Friday 24 November 2017

Desire for changes in the church won't stir Holy See any time soon

Pope Francis Photo: AP Photo/Alik Keplicz
Pope Francis Photo: AP Photo/Alik Keplicz
Mary Kenny

Mary Kenny

It's the ordinary Catholic in the pew you'd feel for, hearing about the alleged carry-on at Maynooth, learning, perhaps for the first time, that there is a "gay dating app" which trainee priests were allegedly in the habit of availing; and that the usually liberal Archbishop of Dublin seems to consider St Patrick's College - once the powerhouse of Catholic Ireland - such a worry that students have to be despatched to Rome to acquire their pastoral and theological training.

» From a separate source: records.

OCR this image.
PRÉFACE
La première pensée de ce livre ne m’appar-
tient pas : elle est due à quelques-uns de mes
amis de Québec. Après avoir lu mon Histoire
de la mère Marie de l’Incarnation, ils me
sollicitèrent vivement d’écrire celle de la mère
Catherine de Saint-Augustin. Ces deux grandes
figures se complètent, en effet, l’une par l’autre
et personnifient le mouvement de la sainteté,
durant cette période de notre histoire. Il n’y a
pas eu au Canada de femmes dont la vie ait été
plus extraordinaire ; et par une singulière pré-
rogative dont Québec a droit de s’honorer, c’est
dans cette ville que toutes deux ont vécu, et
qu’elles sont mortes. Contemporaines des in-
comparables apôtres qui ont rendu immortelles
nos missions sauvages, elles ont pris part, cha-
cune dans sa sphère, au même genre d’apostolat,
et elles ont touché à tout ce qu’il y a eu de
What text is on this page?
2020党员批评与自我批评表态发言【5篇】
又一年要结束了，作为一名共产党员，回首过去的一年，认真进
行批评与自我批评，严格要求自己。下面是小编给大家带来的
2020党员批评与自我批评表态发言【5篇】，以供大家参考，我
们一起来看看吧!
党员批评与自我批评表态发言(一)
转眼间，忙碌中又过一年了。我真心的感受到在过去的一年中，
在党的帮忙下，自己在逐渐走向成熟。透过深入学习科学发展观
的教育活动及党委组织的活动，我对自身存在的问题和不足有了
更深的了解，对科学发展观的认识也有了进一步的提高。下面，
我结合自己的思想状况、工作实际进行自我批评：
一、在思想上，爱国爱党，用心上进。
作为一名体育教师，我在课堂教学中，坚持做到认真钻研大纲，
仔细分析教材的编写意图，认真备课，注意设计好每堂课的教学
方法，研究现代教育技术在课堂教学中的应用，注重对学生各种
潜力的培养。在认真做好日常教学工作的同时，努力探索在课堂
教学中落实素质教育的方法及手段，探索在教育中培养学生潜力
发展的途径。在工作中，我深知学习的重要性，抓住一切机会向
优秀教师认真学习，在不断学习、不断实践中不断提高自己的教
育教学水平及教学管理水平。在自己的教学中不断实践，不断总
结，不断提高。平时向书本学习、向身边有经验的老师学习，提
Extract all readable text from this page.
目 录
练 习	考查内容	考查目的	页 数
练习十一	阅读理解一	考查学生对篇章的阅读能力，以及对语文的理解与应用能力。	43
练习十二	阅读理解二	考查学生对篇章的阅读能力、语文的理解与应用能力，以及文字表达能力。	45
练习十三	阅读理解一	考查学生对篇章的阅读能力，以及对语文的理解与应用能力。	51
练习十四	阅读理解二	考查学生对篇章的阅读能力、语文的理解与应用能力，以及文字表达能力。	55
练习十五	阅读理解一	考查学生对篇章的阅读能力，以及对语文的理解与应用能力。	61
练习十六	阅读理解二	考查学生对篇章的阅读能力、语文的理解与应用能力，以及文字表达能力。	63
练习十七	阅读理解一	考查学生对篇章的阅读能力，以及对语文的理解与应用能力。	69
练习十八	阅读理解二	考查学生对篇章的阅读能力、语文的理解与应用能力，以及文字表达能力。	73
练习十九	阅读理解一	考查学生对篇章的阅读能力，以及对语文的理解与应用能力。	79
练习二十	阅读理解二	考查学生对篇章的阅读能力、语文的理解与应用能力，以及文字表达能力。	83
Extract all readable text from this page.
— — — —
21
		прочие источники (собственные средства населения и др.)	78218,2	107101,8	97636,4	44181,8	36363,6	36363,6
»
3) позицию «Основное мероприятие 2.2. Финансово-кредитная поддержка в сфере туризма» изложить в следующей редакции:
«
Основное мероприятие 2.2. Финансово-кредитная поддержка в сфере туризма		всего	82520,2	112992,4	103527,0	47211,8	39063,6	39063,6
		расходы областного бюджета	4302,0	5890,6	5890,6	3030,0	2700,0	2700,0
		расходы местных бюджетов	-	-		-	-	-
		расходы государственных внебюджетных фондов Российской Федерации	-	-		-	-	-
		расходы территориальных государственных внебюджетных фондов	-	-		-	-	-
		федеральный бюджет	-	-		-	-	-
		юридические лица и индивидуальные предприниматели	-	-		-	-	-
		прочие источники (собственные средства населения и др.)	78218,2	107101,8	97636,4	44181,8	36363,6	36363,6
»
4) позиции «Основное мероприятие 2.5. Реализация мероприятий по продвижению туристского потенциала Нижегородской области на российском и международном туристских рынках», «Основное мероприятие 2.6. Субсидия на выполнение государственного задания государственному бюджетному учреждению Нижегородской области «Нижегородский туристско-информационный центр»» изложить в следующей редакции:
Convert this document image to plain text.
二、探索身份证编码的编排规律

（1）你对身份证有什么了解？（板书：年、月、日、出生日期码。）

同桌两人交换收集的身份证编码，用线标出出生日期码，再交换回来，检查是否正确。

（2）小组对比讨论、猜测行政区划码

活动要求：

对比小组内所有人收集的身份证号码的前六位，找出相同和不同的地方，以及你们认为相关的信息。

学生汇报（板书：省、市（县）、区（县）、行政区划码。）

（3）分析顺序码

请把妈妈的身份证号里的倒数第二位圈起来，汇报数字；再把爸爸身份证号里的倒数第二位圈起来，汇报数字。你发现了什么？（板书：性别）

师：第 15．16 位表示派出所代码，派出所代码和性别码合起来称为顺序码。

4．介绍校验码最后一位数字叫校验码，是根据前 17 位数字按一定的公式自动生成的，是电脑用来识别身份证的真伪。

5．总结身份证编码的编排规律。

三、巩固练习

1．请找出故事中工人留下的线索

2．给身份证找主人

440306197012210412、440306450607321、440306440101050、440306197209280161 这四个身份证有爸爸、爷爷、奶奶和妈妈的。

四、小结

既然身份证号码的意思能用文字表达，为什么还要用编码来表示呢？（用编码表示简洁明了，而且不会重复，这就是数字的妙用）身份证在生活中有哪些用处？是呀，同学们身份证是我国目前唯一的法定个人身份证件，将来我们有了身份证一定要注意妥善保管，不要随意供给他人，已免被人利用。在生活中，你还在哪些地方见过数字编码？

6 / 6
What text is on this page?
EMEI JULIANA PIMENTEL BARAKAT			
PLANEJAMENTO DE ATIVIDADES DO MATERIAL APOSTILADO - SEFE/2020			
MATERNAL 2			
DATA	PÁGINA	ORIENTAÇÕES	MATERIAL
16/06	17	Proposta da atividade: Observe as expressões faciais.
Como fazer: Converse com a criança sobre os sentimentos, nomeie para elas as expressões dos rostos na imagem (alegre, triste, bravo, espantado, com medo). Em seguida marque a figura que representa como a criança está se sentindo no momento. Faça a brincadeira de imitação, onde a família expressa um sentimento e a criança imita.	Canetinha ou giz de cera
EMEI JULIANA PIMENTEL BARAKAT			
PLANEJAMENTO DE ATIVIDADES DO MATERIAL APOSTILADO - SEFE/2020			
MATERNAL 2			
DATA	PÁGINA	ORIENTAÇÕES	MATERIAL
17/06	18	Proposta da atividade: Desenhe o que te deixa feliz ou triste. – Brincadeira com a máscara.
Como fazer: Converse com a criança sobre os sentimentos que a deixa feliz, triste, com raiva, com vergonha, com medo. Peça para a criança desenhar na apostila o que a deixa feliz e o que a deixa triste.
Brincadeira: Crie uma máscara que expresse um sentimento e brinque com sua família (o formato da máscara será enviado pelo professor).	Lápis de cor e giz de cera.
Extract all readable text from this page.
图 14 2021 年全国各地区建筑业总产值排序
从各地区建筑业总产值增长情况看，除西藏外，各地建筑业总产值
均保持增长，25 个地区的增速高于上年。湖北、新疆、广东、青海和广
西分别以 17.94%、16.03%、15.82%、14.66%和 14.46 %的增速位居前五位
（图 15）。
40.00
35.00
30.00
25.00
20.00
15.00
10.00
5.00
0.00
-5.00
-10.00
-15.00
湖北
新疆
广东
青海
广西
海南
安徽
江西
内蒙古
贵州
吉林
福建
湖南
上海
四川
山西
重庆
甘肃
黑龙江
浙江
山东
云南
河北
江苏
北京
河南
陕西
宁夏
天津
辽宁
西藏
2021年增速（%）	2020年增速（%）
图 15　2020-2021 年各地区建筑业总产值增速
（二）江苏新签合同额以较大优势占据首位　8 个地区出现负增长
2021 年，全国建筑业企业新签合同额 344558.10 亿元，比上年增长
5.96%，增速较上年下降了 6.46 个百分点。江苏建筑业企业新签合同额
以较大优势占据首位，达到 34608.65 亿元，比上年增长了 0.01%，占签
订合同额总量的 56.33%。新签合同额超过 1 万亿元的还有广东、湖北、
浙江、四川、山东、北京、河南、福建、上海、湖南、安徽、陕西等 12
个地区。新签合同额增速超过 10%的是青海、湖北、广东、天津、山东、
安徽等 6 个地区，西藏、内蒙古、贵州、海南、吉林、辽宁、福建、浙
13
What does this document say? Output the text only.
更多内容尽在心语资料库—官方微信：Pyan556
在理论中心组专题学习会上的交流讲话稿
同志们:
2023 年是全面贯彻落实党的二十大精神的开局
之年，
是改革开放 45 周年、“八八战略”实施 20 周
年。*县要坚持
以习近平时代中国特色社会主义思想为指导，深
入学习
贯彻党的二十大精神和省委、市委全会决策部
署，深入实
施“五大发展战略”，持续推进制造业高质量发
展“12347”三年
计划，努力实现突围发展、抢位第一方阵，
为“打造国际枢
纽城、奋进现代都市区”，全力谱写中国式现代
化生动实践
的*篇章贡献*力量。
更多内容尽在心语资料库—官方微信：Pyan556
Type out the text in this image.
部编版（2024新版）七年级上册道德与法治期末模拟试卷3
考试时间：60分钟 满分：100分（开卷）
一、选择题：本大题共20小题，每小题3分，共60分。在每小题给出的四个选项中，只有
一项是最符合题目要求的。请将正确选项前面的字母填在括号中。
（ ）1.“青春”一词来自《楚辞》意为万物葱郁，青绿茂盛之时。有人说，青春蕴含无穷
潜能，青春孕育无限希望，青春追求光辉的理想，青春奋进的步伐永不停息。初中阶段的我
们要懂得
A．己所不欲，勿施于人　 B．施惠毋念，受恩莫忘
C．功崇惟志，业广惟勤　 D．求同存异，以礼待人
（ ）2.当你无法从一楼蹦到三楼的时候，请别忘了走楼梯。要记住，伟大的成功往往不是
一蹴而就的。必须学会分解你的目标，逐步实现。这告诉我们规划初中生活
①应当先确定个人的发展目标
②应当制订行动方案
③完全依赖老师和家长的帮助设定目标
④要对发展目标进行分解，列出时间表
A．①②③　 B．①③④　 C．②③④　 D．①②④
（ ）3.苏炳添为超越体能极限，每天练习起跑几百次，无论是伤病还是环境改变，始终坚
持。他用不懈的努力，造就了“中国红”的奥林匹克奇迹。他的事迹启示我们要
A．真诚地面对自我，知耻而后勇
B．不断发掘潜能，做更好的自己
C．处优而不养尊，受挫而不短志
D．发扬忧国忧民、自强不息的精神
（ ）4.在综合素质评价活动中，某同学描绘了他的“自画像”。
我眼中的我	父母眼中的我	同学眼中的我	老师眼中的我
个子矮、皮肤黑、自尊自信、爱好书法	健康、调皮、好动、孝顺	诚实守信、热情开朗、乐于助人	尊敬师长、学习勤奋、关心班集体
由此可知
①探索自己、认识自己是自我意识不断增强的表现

The ordinary Catholics - the mild and thoughtful women and men that I sometimes sit beside at St Theresa's Church in Clarendon Street on a Saturday evening when I'm in Dublin - will surely feel confused, dismayed, and disappointed that the situation seems such a mess and a muddle. When the Archbishop of Dublin makes a point, and his brother bishops blatantly refuse to back him - well, where is the leadership in a crisis? Where is the management? Where is the steady shepherd who guides his flock?

Many of those older churchgoers will remember a time when the Catholic Church - when Maynooth itself - seemed as solid and commanding as any of the great institutions of Christendom, when its power was so awesome that politicians would regularly kneel to kiss a bishop's ring.